Левански пристально глядел на ее длинное ожерелье из отполированных красных кораллов, которое решительно не подходило к голубому воротнику ее платья. Рукава с буфами он нашел чересчур пышными. В общем, на взгляд пианиста, она была одета подчеркнуто тщательно, но без изюминки, какую придает женщине лишь изысканный вкус. Среди окруживших ее людей в форме Левански признал Клефенова, и пока он размышлял, как лучше ответить, один из военных, тот, кто следовал за ним по пятам от Тиргартена до холма, захлопнул за спиной дверь.
Толпа слева от Левански расступилась, обнажив потрескавшуюся стену. У стены стоял рояль. Левански поразило, как быстро он оказался у инструмента и стал снимать чехол, передавая его в услужливые руки человека, неизменно стоявшего у него за спиной.
He прошло и пары минут, как Левански уже стоял во фраке перед публикой, которую не принимал всем своим существом. Все в нем протестовало.

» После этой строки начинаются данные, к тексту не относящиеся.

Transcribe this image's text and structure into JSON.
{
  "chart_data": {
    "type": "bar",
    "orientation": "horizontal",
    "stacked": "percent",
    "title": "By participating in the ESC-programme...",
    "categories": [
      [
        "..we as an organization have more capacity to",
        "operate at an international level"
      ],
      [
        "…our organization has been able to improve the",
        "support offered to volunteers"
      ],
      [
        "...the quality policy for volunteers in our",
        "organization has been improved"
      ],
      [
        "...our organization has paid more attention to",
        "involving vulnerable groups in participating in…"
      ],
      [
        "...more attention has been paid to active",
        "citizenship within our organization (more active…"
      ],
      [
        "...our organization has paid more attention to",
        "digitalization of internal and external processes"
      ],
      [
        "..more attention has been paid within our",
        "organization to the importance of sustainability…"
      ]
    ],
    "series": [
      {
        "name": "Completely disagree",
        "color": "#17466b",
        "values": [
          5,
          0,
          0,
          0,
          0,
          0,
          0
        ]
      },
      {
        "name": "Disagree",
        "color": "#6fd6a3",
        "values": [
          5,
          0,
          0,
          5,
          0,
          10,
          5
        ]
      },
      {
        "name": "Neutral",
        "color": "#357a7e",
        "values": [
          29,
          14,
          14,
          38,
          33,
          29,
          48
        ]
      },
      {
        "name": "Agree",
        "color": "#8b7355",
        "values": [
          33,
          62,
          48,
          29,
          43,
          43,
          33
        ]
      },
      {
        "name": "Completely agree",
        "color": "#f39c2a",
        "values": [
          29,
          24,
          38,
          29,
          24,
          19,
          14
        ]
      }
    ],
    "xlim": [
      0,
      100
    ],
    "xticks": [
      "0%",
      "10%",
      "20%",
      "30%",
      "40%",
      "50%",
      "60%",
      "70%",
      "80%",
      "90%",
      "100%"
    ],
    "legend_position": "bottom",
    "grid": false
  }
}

Хотелось громко объявить, что это ошибка, это не филармония, но Клефенов уже с готовностью подставил женщине стул, чтобы хоть невеста могла сесть поближе к Левански, если жених подчеркнуто не желал выходить из-под покрова темноты. Толпа одетых в военную форму незаметно уплотнилась, дабы женщина не чувствовала себя слишком стесненной.
Все, что увидел Левански, да еще этот направленный на него взгляд женщины, в котором читалась и мольба, и тактичное ожидание, — все это положительно подействовало на молодого человека, и он сделался более сговорчивым.
«То, что во время игры я закрываю глаза, — думал он, — надеюсь, не будет истолковано неправильно. Мне приходится так поступать, чтобы совладать с неуверенностью, которая охватывает меня всякий раз, когда я отчетливо вижу окружающие предметы».
Он все еще не принял окончательного решения и сейчас обдумывал, сможет ли он, сказав что-нибудь в оправдание, прервать отношения с этой компанией, что было бы естественно.
Преодолев искушение отвесить публике обычный в таких случаях поклон, Левански занял место за инструментом. Последние сомнения. Но сидеть за роялем просто так, не прикасаясь к клавишам, казалось ему нелепо, и он начал играть опус 109 Бетховена.
По импровизированному залу, как всегда бывало при исполнении подобной музыки, разливалось ничем неодолимое спокойствие и какая-то колдовская зачарованность, перед которой не могла устоять ни одна душа. Время от времени кто-то из публики всхлипывал урывками, тут же беря себя в руки, у кого-то из груди вырывался непроизвольный вздох, иногда доносились тихие хлопки, будто кто-то открывал и закрывал дверь, в целом же публика слушала игру затаив дыхание, и ничто не нарушало напряженной тишины.
Vivace Левански начал легко, как бы играючи, но скоро перешел на серьезный тон. Его осанка была безупречной, руки свободно скользили по клавиатуре, волосы спадали на лоб, так что ему время от времени приходилось укрощать шевелюру резким взмахом головы.
Prestissito получилось с энергичными перепадами, выражавшими нетерпение. Чуть дальше, где-то в andante molto cantadile, ему показалось, что он повторяется. «Будто мир раскололся», — подумалось ему.
Он пришел в легкое замешательство: не ослышался ли, но так и есть — он действительно вторично проигрывал третью вариацию. Секундная заминка… Да, он играет ее второй раз! Хотя это просто невероятно, но нынешняя его аудитория, связанная с ним судьбой, все же имела право на искупление. Слушатели в самом деле были очарованы его игрой. Чем дальше Левански давал волю своему исполнительскому порыву, чем настойчивее стремился к более точной и глубокой выразительности, тем с большим энтузиазмом они следовали за его творческим духом.
Четвертая и пятая вариации прошли без запинки, в последней вариации Левански готовился разразиться чередою стремительных трелей. Все бы, наверное, так и произошло, тем более что публика уже была доведена до высочайшего напряжения чувств, но вдруг выражение лица Левански изменилось, и он засомневался, получится ли у него то, что запросто получалось у других, получалось тысячи раз. Он терял веру в себя. Страшная мысль повергла его в ужас: «Я навсегда останусь двадцативосьмилетним».
Новый натиск звуков. «Слишком быстро», — подумал он и ощутил, как немеют пальцы. Женщина, желая приблизиться, наклонилась к нему, кто-то в толпе воскликнул «Боже мой!», но конец был близок.